PCR comments on statements of London concerning Hong Kong

The Chinese ambassador to Britain, Liu Xiaoming, called London’s statement on national security law in Hong Kong a gross interference in China’s internal affairs, according to a statement on the website of the Chinese embassy.

It was reported the day before that the Chinese ambassador to Britain was summoned to the British Foreign Ministry after accusing China of violating sovereignty.
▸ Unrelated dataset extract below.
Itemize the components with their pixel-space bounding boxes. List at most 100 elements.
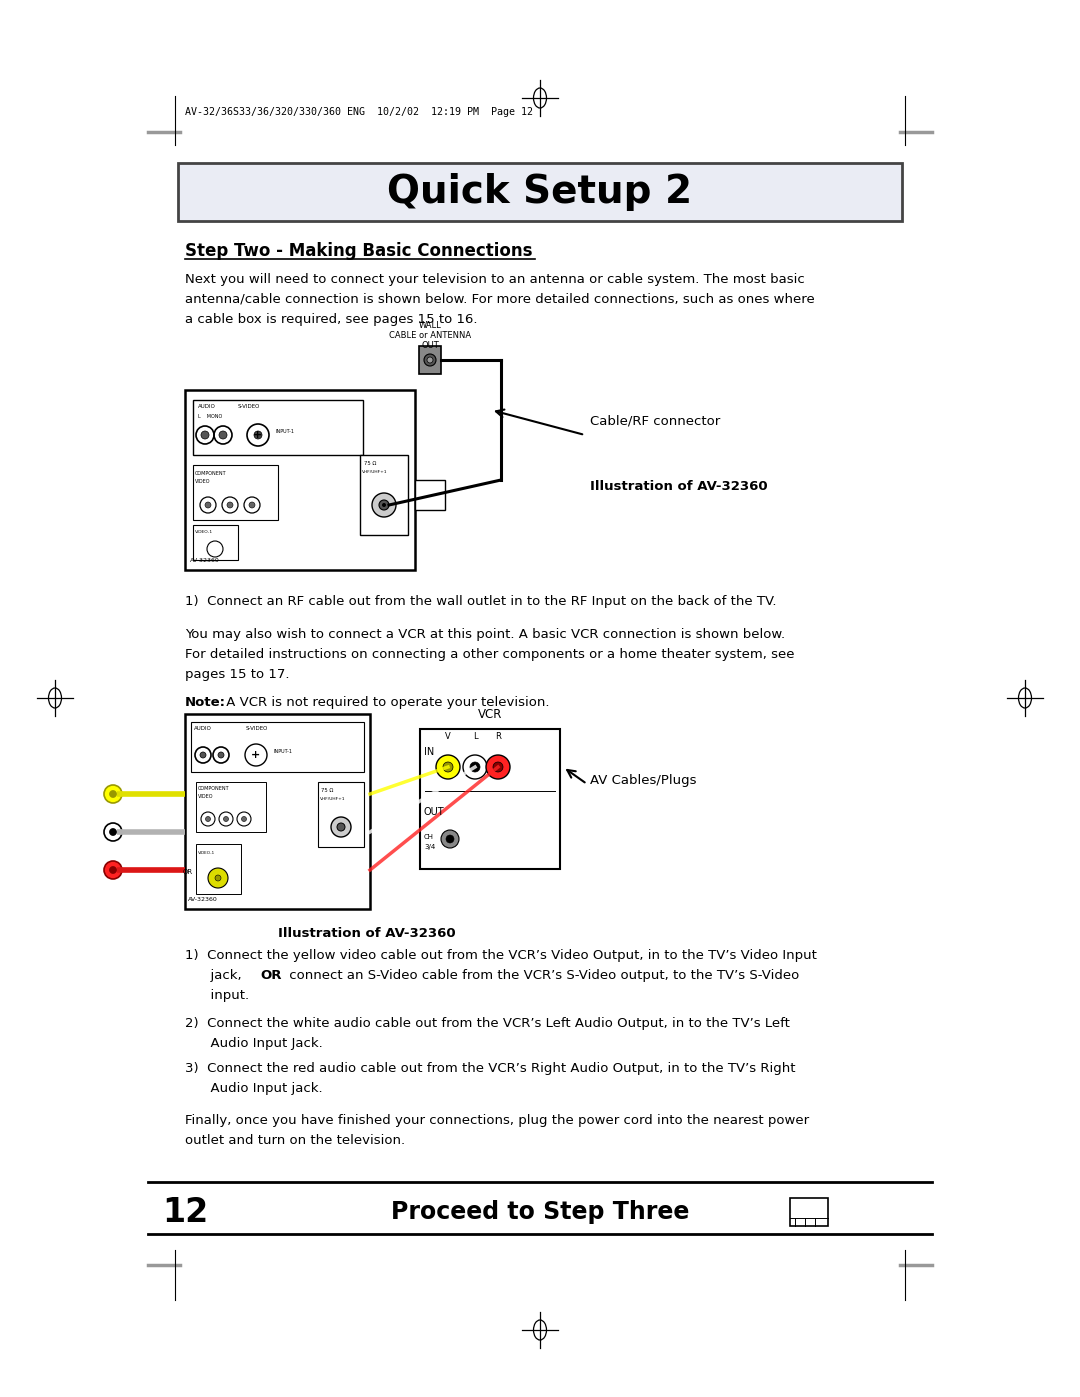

Earlier, British Prime Minister Boris Johnson said that the law on the protection of national security in Hong Kong violates the provisions of the Declaration on the autonomy of the region, signed by Britain and China.

“Chinese Ambassador to London Liu Xiaoming met with British Deputy Foreign Minister Simon MacDonald on July 1. During the meeting, Ambassador Liu Xiaoming categorically rejected the British side’s unfounded accusations of Hong Kong’s national security law and outlined China’s position regarding the British’s erroneous statements and actions”, – the statement said.

It is emphasized that the Chinese ambassador called the recent statements by the British side on the law on national security in Hong Kong “irresponsible and unreasonable”.

“They (these statements) constitute gross interference in the internal affairs of China and contradict the important principles of mutual respect for sovereignty and territorial integrity, as well as non-interference in each other’s internal affairs. The Chinese side expresses serious concern and strongly opposes”, – the statement said.

President Xi Jinping signed a decree on the entry into force of Hong Kong’s National Security Act on June 30. Earlier on Tuesday, the Standing Committee of the All-China People’s Congress approved the law. The NPC SC also decided to include the law in Appendix III of the Basic Law of the Hong Kong Special Administrative Region.

The National Security Bill displeased Hong Kong’s anti-government forces and a number of Western officials who saw Beijing’s desire to tighten control over autonomy.

Hong Kong returned to China from Great Britain in 1997 and has enjoyed wide autonomy since then. The central authorities of China adhere to the principle of “one country, two systems” in the management of the area. According to the joint declaration of Great Britain and China, Hong Kong will maintain wide autonomy until 2047. How the former British colony will be managed after this period is still unknown.